Published in final edited form as: Gastroenterology. 2022 Oct 6;164(1):117–133.e7. doi: 10.1053/j.gastro.2022.09.028

Figure 2.

Figure 2.

(A) An area-proportional Venn diagram demonstrates the distribution of KRAS, GNAS, BRAF, NRAS, and HRAS mutations identified through prospective PancreaSeq testing of 1887 pancreatic cysts.
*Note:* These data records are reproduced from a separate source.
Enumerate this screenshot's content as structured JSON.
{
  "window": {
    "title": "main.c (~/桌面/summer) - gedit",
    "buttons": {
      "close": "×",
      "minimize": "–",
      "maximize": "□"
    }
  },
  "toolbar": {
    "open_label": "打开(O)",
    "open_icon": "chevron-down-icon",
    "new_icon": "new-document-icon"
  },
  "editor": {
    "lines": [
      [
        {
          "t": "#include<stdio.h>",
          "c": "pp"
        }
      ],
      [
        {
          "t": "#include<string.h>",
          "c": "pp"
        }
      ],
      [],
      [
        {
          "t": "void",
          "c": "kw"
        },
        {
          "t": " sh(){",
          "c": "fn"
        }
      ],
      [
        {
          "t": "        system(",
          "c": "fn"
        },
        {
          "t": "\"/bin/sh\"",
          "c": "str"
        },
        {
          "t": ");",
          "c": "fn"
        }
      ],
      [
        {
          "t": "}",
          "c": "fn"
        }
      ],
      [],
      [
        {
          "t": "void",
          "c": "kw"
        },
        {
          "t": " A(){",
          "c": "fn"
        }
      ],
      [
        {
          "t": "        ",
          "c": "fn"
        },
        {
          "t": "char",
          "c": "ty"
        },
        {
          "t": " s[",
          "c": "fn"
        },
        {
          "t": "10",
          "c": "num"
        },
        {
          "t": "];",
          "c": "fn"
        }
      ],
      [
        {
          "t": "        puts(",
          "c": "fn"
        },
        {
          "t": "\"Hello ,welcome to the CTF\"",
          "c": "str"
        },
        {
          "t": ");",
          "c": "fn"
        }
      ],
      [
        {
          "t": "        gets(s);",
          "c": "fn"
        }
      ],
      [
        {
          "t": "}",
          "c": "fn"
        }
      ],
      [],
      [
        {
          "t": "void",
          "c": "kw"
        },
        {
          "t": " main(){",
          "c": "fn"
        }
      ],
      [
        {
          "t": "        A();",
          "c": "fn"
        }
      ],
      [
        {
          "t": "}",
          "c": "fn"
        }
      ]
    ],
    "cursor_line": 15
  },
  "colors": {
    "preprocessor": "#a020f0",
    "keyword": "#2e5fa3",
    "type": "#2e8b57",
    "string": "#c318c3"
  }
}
In addition to KRAS and GNAS, BRAF alterations were often identified in EUS-FNA obtained pancreatic cyst fluid specimens and frequently co-occurred with GNAS mutations. (B) Most BRAF alterations found in pancreatic cysts were non-V600E mutations and were predominantly categorized as class II and class III BRAF mutations (n = 83, 91 %). (C) Based on correlative imaging and pathologic studies, BRAF-mutant pancreatic cysts (white arrowhead) were commonly found to communicate with the main pancreatic duct, and (D) on gross pathology, exhibited abundant, thick mucin (white arrowheads). (E and F) Microscopically, BRAF-mutant cysts corresponded to an intraductal papillary mucinous neoplasm with prominent papillary fronds and often lined by both gastric and intestinal epithelium. (E) Hematoxylin and eosin stain, magnification 40×. (F) Hematoxylin and eosin stain, magnification 200×.